Palabras clave: Memoria, Crítica, Desplazamientos, Julio Llamazares, España vacía.

Memory and resistance in the work of Julio Llamazares

Abstract: Throughout the literary and journalistic trajectory of Julio Llamazares, considering the initial poems gathered in La lentitud de los Bueyes (1979) and Memoria de la Nieve (1981), the novels Luna de Lobos (1985), La Lluvia Amarilla (1988), and Escenas del Cine Mudo (1994), travel books such as El Río del Olvido (1990), and the texts published in newspapers, we notice a permanent link between memory and resistance. With this alliance, we postulate that it resonates with the tradition that privileged the value of criticism to contemplate the courses of modernity and its crises (O. Paz, A. Compagnon, A. Huyssen, E. Subirats). Space establishes itself as a place of resistance through the meticulous elaboration of a style in which slow time seems to reject the triumphant model imposed: a society without memory, in permanent change.

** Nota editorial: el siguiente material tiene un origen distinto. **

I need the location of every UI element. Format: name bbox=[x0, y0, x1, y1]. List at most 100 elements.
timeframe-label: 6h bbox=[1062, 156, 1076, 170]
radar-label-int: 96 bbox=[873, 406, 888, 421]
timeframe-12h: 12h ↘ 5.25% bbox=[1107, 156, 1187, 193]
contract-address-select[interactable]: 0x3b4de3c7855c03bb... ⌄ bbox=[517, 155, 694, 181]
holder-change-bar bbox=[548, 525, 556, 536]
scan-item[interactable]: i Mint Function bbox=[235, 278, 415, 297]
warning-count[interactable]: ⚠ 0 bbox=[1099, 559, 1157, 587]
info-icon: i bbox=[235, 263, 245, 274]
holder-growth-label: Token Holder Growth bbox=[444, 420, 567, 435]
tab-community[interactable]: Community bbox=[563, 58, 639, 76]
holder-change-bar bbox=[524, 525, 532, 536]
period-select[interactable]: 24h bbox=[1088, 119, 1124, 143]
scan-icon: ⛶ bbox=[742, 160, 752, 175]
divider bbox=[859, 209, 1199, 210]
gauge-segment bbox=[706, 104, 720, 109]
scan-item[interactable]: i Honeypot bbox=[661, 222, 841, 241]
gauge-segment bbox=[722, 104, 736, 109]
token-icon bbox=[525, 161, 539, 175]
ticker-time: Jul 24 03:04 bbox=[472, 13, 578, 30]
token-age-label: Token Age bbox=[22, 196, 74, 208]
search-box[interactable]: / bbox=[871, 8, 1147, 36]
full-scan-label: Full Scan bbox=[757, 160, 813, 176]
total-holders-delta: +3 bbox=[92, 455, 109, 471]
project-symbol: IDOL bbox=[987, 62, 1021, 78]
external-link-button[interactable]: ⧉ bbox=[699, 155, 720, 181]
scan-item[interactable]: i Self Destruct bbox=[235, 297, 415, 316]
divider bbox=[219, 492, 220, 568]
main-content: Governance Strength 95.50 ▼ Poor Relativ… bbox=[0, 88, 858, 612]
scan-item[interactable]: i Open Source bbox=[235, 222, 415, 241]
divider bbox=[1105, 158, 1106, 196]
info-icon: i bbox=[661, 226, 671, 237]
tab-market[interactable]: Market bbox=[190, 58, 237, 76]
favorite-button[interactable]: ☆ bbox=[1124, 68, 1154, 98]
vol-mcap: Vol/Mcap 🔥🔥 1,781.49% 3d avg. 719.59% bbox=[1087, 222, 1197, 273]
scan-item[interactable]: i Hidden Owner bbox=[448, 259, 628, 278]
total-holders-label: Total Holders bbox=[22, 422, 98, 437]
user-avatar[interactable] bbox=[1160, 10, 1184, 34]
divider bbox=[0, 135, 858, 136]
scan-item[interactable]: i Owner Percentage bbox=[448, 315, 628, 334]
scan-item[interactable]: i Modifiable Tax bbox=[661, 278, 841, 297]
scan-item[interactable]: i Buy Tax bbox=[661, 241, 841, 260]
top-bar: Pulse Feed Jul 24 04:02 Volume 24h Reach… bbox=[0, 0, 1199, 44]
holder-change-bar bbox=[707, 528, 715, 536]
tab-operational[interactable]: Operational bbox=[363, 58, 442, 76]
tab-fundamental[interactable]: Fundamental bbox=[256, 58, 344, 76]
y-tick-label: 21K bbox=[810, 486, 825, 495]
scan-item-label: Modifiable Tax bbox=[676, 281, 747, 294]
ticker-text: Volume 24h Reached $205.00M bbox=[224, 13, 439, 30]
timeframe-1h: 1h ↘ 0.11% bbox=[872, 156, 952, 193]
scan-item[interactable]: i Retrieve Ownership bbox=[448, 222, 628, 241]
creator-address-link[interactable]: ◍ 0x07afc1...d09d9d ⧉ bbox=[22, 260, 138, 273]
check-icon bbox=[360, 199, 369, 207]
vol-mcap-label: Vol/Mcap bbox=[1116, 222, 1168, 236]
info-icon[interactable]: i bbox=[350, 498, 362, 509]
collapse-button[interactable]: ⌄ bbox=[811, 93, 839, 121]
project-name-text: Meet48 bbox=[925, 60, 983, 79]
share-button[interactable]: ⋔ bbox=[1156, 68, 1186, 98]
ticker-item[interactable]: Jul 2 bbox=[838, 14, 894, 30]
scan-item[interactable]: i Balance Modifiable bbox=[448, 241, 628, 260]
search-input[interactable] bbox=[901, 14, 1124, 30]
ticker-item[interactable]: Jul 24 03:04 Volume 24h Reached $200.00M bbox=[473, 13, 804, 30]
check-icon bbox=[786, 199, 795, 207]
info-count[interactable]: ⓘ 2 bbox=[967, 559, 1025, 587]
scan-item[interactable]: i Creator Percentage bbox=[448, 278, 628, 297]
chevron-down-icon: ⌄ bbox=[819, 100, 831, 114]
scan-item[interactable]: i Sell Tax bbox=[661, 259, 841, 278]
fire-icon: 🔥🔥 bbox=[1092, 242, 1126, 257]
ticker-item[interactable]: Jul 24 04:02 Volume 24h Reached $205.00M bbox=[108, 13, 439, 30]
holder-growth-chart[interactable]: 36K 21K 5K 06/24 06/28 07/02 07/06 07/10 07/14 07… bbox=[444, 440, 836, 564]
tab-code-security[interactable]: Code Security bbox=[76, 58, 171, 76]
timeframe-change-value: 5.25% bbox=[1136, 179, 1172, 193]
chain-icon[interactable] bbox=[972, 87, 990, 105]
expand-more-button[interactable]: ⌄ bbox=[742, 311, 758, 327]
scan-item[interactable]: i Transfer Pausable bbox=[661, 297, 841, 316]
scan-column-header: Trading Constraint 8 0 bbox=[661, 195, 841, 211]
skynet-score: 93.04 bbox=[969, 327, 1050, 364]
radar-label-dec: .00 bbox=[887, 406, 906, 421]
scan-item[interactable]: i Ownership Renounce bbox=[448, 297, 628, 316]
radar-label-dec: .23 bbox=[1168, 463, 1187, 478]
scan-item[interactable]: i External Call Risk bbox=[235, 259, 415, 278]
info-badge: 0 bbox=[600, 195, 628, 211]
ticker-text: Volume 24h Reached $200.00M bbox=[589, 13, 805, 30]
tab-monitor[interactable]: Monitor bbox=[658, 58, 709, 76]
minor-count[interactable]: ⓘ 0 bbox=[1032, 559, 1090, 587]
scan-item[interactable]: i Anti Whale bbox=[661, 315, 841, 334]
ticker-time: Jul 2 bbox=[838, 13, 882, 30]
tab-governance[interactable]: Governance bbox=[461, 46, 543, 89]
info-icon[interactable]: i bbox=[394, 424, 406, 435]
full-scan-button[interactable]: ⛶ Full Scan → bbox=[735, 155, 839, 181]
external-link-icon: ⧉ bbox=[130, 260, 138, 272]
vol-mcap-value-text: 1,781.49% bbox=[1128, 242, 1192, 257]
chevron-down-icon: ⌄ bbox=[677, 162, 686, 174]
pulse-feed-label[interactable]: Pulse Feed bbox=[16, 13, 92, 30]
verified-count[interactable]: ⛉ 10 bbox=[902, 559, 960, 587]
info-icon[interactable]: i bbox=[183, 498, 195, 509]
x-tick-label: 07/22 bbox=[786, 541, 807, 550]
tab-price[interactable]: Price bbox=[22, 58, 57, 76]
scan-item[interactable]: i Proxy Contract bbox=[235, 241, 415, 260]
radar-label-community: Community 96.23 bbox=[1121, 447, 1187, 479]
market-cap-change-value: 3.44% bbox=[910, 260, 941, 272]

From the critical tradition, appealing to memory, Llamazares fictionalizes or narrativizes, in his literature, the conflicts caused by human displacements in the interior of Spain, that occurred with more intensity in the second half of the 20th century and, more recently, those that derive from migrations on a planetary scale. Focusing on these phenomena, Llamazares identifies effects of modernity that compromise time and space, and his perspective lines with equally critical views of other Spanish writers (Juan José Millás, Felix de Azúa, Manuel Rivas, Sergio del Molino)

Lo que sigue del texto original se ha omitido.